Bankruptcy Appeals Court Rules Statute of Limitations for Intentional Fraudulent Transfers Starts When Transfer is Discovered, Not RecordedThe Bankruptcy Appellate Panel of the Ninth Circuit (“BAP”) recently published a decision determining that a fraudulent transfer action based on “actual intent’ to hinder, delay or defraud creditors can be brought more than four years after the transfer was publicly recorded, expanding the scope of actions that can be timely brought.

In In re Ezra, Doron and Nava Ezra borrowed $500,000 in April 2004 from Shoshana Ezra and secured the loan with a deed of trust. Another deed of trust was mistakenly given to Shoshana Ezra in June 2009 for the same amount, based on a belief that the earlier deed of trust had been reconveyed.

In February 2011, Doron and Nava Ezra filed a joint Chapter 7 bankruptcy petition. In January 2012, the Chapter 7 trustee filed suit to avoid the deeds of trust as fraudulent transfers, alleging that Doron and Nava Ezra were facing creditor demands and possible litigation at the time of each deed transfer. The trustee argued that the debtors conveyed the deeds with the intent to “hinder, delay or defaud” a creditor, making the transfers avoidable.

In response, Shoshana Ezra filed a motion for summary judgment with the bankruptcy court, arguing that the cause of action was time barred since it was filed more than seven years after the deed was recorded and should be extinguished per the seven-year rule laid out for actions involving fraudulent transfers in Cal Civ. Code §3439.09(c).

The bankruptcy court denied motion for summary judgment, saying that under §3439.09(c), the seven-year period is calculated from the date the deed was recorded to the date of the Chapter 7 bankruptcy filing, not the date of when the trustee filed suit to avoid the deeds as fraudulent transfers.

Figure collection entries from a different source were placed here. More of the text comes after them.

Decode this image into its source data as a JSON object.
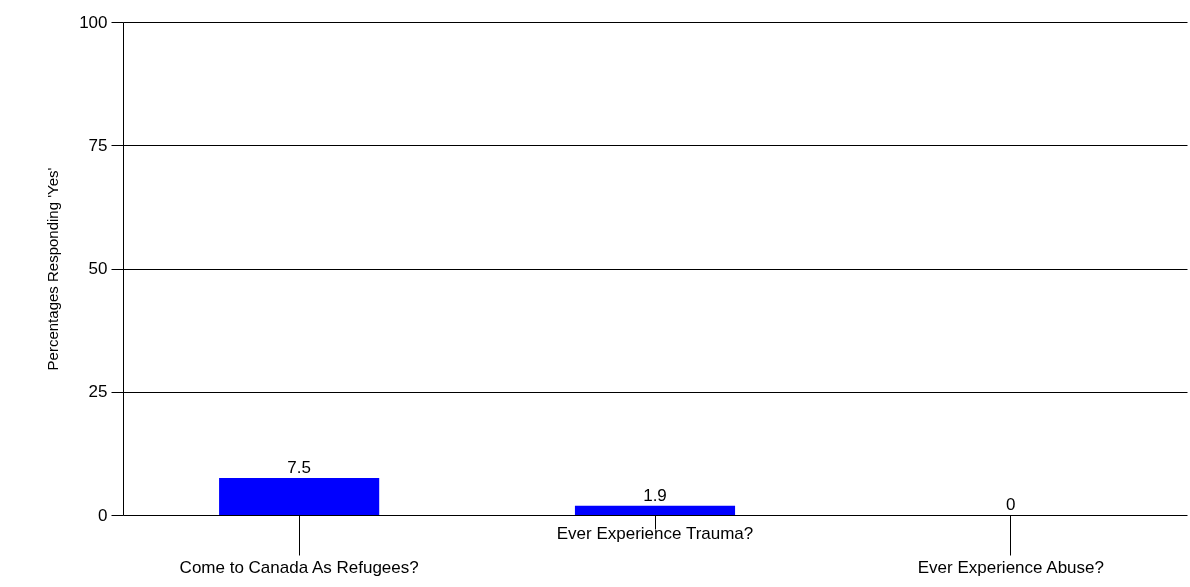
{
  "chart_data": {
    "type": "bar",
    "ylabel": "Percentages Responding 'Yes'",
    "categories": [
      "Come to Canada As Refugees?",
      "Ever Experience Trauma?",
      "Ever Experience Abuse?"
    ],
    "values": [
      7.5,
      1.9,
      0
    ],
    "color": "#0000ff",
    "data_labels": true,
    "ylim": [
      0,
      100
    ],
    "yticks": [
      0,
      25,
      50,
      75,
      100
    ],
    "grid": "y"
  }
}
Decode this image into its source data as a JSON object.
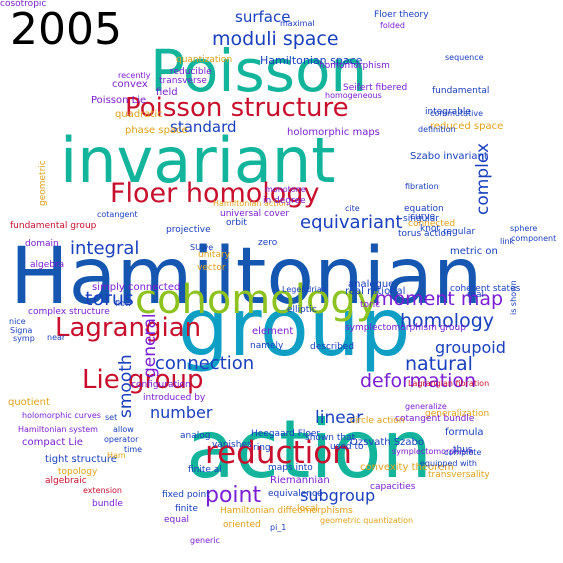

The BAP upheld the bankruptcy court’s ruling, and further examined whether the one-year limitation under Cal Civ. Code §3439.09(a) runs from discovery of the transfer or discovery of the fraud. On this issue, the court disagreed with the appellant’s argument that all creditors should have discovered the transfer within one year of when the deed was recorded. According to the BAP, “…the 1-year period under Cal. Civ. Code §3439.09(a)’s discovery rule does not commence until the plaintiff had reason to discover the fraudulent nature of the transfer.”